One Laptop per child

Some of you may have heard of the one laptop per child scheme which was set up by Mary Lou Jepson. Her aim was to build a laptop that could be used in the most extreme environments, run on solar power, have Internet access and all for $100 or less. The first version she built cost $180 and is being pioneered around the world. They have also recently developed a new one for about $70.

Currently in Nepal there are two schools pioneering the project. The teacher training programme attached to KISC has been working closely with the scheme in developing Nepali resources for the laptops and helping in the training of the teachers in one of these schools. Nepal is the first country to start developing resources for the laptops based on their own curriculum.

Last Wednesday (4th June) I had the privilege of visiting this school with 2 other BMS workers, David Browell one of the teacher trainers, and Andrew Kohn the other Geography teacher and Secondary Principle at KISC, as well as our Grade 6 class (year 7) who will be my homeroom next year.

The school is on the edge of Kathmandu valley on a ridge with only a very rough road up along cliff edges most of the way. So after a fairly hairy ride up there we went into the school and spent some time playing games to help the two groups of children mix. We had 12 children while they have about 30 in their year 7, and a lot of other children from years 8 and 9 too as they were curious to meet these foreign children.

It is a very poor community with many of the children missing large parts of the school year as they have to help with the planting and at harvest time. Many walk over an hour to get to school, including most of the teachers who walk an hour and a half up the hill after the bus journey to get to the end of the main road.

It was great to see our very privileged children who are from 8 different countries themselves getting alongside the Nepali children and learning from them.

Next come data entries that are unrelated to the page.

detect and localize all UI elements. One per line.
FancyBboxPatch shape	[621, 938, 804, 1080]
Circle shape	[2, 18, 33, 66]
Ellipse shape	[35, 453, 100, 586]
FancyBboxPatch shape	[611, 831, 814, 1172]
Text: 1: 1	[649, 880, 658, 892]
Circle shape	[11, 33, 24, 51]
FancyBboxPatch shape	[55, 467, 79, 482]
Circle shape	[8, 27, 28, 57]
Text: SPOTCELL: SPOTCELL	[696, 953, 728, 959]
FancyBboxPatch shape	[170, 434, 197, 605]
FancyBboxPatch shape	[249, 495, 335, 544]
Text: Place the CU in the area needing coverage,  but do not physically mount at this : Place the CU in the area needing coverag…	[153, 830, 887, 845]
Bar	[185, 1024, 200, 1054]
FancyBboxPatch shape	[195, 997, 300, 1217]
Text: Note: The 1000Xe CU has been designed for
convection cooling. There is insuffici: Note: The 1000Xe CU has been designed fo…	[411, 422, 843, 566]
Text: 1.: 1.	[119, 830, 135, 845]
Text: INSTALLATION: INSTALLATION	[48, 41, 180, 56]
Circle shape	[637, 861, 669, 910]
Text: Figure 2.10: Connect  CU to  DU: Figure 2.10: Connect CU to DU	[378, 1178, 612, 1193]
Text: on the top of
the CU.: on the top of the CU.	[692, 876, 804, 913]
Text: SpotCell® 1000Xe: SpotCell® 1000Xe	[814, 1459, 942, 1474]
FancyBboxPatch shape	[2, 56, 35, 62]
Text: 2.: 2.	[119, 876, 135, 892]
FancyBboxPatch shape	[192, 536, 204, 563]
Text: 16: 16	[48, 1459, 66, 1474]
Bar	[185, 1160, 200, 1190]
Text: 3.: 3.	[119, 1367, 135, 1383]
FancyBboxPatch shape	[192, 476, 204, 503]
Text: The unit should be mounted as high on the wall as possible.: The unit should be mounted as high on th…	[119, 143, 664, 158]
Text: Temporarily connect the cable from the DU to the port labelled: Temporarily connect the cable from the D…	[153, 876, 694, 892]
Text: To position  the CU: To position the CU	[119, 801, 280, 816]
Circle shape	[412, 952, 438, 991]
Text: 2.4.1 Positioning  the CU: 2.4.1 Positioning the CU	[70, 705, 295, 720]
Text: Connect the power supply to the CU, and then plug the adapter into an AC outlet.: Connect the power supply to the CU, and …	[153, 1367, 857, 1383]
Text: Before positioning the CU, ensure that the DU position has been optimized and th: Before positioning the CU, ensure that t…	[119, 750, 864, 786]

I think it was a great opportunity for both groups of children to learn from each other culturally, and a great opportunity for us all to see such an exciting programme taking place and working effectively to improve the education and opportunities of a very poor community under the dedicated hard work of their teachers.

1 comment:

Anonymous said...

I rememeber reading about these computers in the paper - I'm glad they are actually being used... sounds like the trip was amazing.
Thanks for sharing - it's great to keep reading all these little updates. Praying all else is well.